ENG 380 Literary Style

Instructor: E. Tawil
CRN: 24762, Fall 2017
W 1650-1930

This seminar will focus on the fascinating but somewhat murky idea of “style” in literature.  Often described as the how rather than the what of writing, the notion of style as a particular feature of literary texts is an attempt describe how different artists can use the same basic materials (for example, the same lexicon, genre conventions, character types, or basic plot points) and yet put these common elements together in a unique way.  This principle of style is easier to recognize than to define.  We know when we are in the presence of a distinctive style (think of famous literary stylists like Ernest Hemingway or William Faulkner), but to define it clearly is a different matter.  In this class, we will look at a broad range of literary examples (from the Renaissance to the twentieth century), as well as some works of criticism that have attempted to theorize style (D.A. Miller’s Jane Austen, or The Secret of Style, Edward Said’s On Late Style among others).  

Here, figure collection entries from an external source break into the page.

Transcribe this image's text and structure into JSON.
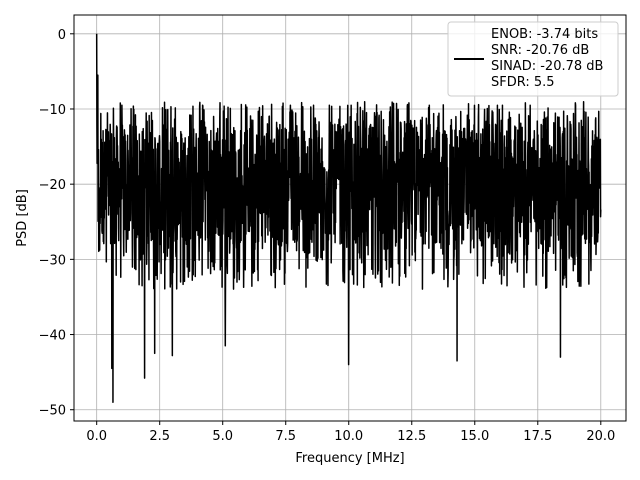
{
  "chart_data": {
    "type": "line",
    "xlabel": "Frequency [MHz]",
    "ylabel": "PSD [dB]",
    "xlim": [
      -0.9,
      21.0
    ],
    "ylim": [
      -51.5,
      2.5
    ],
    "x_ticks": [
      0.0,
      2.5,
      5.0,
      7.5,
      10.0,
      12.5,
      15.0,
      17.5,
      20.0
    ],
    "x_tick_labels": [
      "0.0",
      "2.5",
      "5.0",
      "7.5",
      "10.0",
      "12.5",
      "15.0",
      "17.5",
      "20.0"
    ],
    "y_ticks": [
      0,
      -10,
      -20,
      -30,
      -40,
      -50
    ],
    "y_tick_labels": [
      "0",
      "−10",
      "−20",
      "−30",
      "−40",
      "−50"
    ],
    "grid": true,
    "legend_position": "top-right",
    "series_color": "#000000",
    "series": [
      {
        "x_start": 0.0,
        "x_end": 20.0,
        "noise_floor_range": [
          -49,
          -9
        ],
        "typical_band": [
          -28,
          -12
        ],
        "peaks": [
          {
            "x": 0.0,
            "y": 0.0
          },
          {
            "x": 0.05,
            "y": -5.5
          }
        ],
        "dips": [
          {
            "x": 0.65,
            "y": -49
          },
          {
            "x": 0.6,
            "y": -44.5
          },
          {
            "x": 1.9,
            "y": -45.8
          },
          {
            "x": 2.3,
            "y": -42.5
          },
          {
            "x": 3.0,
            "y": -42.8
          },
          {
            "x": 5.1,
            "y": -41.5
          },
          {
            "x": 10.0,
            "y": -44.0
          },
          {
            "x": 14.3,
            "y": -43.5
          },
          {
            "x": 18.4,
            "y": -43.0
          }
        ]
      }
    ],
    "legend": {
      "lines": [
        "ENOB: -3.74 bits",
        "SNR: -20.76 dB",
        "SINAD: -20.78 dB",
        "SFDR: 5.5"
      ]
    }
  }
}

This course fulfills the advanced seminar requirement for majors in English, but is open to students across the divisions (space permitting).

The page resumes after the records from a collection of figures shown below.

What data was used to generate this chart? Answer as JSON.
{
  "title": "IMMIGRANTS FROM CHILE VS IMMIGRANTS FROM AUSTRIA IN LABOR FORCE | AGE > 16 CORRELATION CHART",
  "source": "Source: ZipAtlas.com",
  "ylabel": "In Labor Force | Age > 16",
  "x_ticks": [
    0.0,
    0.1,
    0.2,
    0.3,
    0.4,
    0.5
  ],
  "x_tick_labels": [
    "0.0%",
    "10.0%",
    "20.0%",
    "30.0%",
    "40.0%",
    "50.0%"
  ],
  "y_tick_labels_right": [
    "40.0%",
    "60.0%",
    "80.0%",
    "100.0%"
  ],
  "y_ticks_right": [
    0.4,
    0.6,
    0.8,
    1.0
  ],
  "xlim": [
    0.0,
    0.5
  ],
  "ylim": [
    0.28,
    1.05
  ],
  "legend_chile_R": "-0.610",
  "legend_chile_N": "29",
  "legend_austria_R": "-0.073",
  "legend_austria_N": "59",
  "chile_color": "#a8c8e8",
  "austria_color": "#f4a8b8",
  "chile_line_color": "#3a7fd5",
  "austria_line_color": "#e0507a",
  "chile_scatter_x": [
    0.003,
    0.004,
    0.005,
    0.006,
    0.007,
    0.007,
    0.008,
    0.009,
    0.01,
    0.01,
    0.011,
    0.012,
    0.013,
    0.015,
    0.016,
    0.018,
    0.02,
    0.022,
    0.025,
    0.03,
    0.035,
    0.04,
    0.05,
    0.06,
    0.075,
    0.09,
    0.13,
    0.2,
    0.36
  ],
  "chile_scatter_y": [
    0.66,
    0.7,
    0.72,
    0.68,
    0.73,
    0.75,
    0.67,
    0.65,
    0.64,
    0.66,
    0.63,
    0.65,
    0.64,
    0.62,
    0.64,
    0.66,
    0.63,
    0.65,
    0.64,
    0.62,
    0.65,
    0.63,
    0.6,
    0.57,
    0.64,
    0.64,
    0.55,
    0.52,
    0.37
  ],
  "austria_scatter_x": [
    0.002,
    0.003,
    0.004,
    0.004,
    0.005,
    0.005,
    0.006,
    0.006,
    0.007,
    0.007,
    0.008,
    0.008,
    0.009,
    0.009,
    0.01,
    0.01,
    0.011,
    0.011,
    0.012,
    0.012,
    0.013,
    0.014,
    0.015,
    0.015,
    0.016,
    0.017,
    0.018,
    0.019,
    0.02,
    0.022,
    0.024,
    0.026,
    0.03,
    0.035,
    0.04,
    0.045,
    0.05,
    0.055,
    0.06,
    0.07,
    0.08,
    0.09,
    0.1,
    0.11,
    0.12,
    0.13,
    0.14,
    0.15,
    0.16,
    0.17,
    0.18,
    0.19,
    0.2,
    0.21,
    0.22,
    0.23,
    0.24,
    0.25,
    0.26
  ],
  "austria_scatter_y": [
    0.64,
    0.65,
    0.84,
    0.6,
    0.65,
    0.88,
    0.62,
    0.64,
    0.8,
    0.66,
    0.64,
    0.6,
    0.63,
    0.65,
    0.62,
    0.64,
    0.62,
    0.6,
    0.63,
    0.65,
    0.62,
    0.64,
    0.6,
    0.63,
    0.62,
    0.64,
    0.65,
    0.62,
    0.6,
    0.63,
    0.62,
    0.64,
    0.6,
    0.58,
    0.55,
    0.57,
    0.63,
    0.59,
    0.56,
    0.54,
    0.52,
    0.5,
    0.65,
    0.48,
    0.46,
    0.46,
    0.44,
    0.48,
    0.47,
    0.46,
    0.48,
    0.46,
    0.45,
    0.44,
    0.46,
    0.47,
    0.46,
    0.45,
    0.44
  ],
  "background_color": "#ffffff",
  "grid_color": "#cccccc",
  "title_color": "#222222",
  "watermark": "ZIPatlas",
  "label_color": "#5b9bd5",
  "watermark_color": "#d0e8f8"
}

ENG 380 The Politics of Television

Instructor: J. Burges
CRN: 26310, Fall 2017
TR 1815-1930

In this class, we will explore the politics of television from three primary directions. First, we will look at traditional political programming such as news reporting, debates, morning shows, and late night satire alongside series such as The West Wing, Homeland, Occupied, and Law and Order. Second, we will explore the cultural politics of television, considering how it tackles issues of race, sexuality, and gender directly and indirectly across different genres of television. Finally, we will consider the relationship of television to political economy, asking how television functions as a culture industry; how it makes visible (or not) the relationship between the political and the economic in the stories it tells; and how it narrates class and capitalism in non-fiction and fiction television alike. Priority to junior and senior English majors, and to FMS majors. Email the instructor to inquire about enrollment.

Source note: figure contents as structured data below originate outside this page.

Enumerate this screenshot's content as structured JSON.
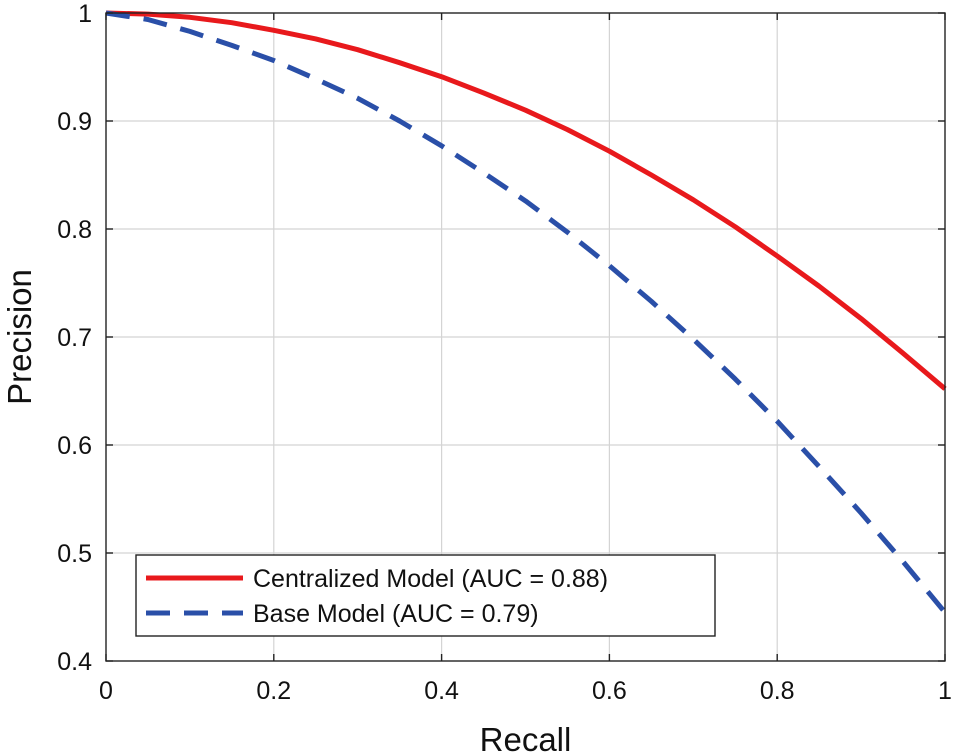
{
  "chart_data": {
    "type": "line",
    "title": "",
    "xlabel": "Recall",
    "ylabel": "Precision",
    "xlim": [
      0,
      1
    ],
    "ylim": [
      0.4,
      1
    ],
    "xticks": [
      0,
      0.2,
      0.4,
      0.6,
      0.8,
      1
    ],
    "xtick_labels": [
      "0",
      "0.2",
      "0.4",
      "0.6",
      "0.8",
      "1"
    ],
    "yticks": [
      0.4,
      0.5,
      0.6,
      0.7,
      0.8,
      0.9,
      1
    ],
    "ytick_labels": [
      "0.4",
      "0.5",
      "0.6",
      "0.7",
      "0.8",
      "0.9",
      "1"
    ],
    "grid": true,
    "legend_position": "bottom-left",
    "series": [
      {
        "name": "Centralized Model (AUC = 0.88)",
        "color": "#e8191c",
        "style": "solid",
        "x": [
          0,
          0.05,
          0.1,
          0.15,
          0.2,
          0.25,
          0.3,
          0.35,
          0.4,
          0.45,
          0.5,
          0.55,
          0.6,
          0.65,
          0.7,
          0.75,
          0.8,
          0.85,
          0.9,
          0.95,
          1
        ],
        "y": [
          1.0,
          0.999,
          0.996,
          0.991,
          0.984,
          0.976,
          0.966,
          0.954,
          0.941,
          0.926,
          0.91,
          0.892,
          0.872,
          0.85,
          0.827,
          0.802,
          0.775,
          0.747,
          0.717,
          0.685,
          0.652
        ]
      },
      {
        "name": "Base Model (AUC = 0.79)",
        "color": "#2a4fa8",
        "style": "dashed",
        "x": [
          0,
          0.05,
          0.1,
          0.15,
          0.2,
          0.25,
          0.3,
          0.35,
          0.4,
          0.45,
          0.5,
          0.55,
          0.6,
          0.65,
          0.7,
          0.75,
          0.8,
          0.85,
          0.9,
          0.95,
          1
        ],
        "y": [
          1.0,
          0.994,
          0.983,
          0.97,
          0.956,
          0.939,
          0.921,
          0.9,
          0.877,
          0.852,
          0.826,
          0.797,
          0.766,
          0.733,
          0.698,
          0.661,
          0.622,
          0.58,
          0.537,
          0.492,
          0.445
        ]
      }
    ]
  }
}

ENG 380 Assimilating Literary Language

Instructor: D. Bleich
CRN: 24560, Spring 2017
TR 1105-1220

The seminar considers the extent to which people assimilate the language of literature into ordinary usage. As we read, language, fantasy, and thought in literature combine in a social and political gesture. For most literature, we remember stories and characters, but rarely words. Literary language acts on us mostly without our awareness. With attention to a variety of genres of fiction, poetry, drama, and popular song lyrics, the seminar estimates the social and political speech action of literary language. Seminar members are invited to re-use the language of the works on the reading list by placing this language in new contexts and then comparing the new usages with those experienced in reading. Works on the reading list, which raise issues of language action, suggest how such actions appear in any literature. Authors studied include Dickinson, Kafka, Lawrence, Morrison, Olds, Orwell, Pinter, and Shakespeare. Obscene language is considered as a model of how literary language is politically active.

ENG 380 Nobel Prize Literature

Instructor: B. London
CRN: 24571, Spring 2017
MW 1525-1640

This course will provide an opportunity to sample an exciting body of contemporary literature, some written by authors already widely acclaimed at the time they received the Nobel Prize and some by writers suddenly catapulted into fame and international recognition. While a central focus of the course will be the literature itself, we will also look at some of the particular controversies and debates the prize has generated and at how receipt of the prize changed writers' lives and literary reputations. In the U.S., where less than 5% of the literature published each year is literature in translation, Nobel prize-winning literature is often the only modern literature Americans read in translation. We will therefore consider the question of translation and the role of the Nobel Prize in creating and promoting an international literature. We will also consider the special challenges this literature poses for its readers in speaking to both local and global audiences.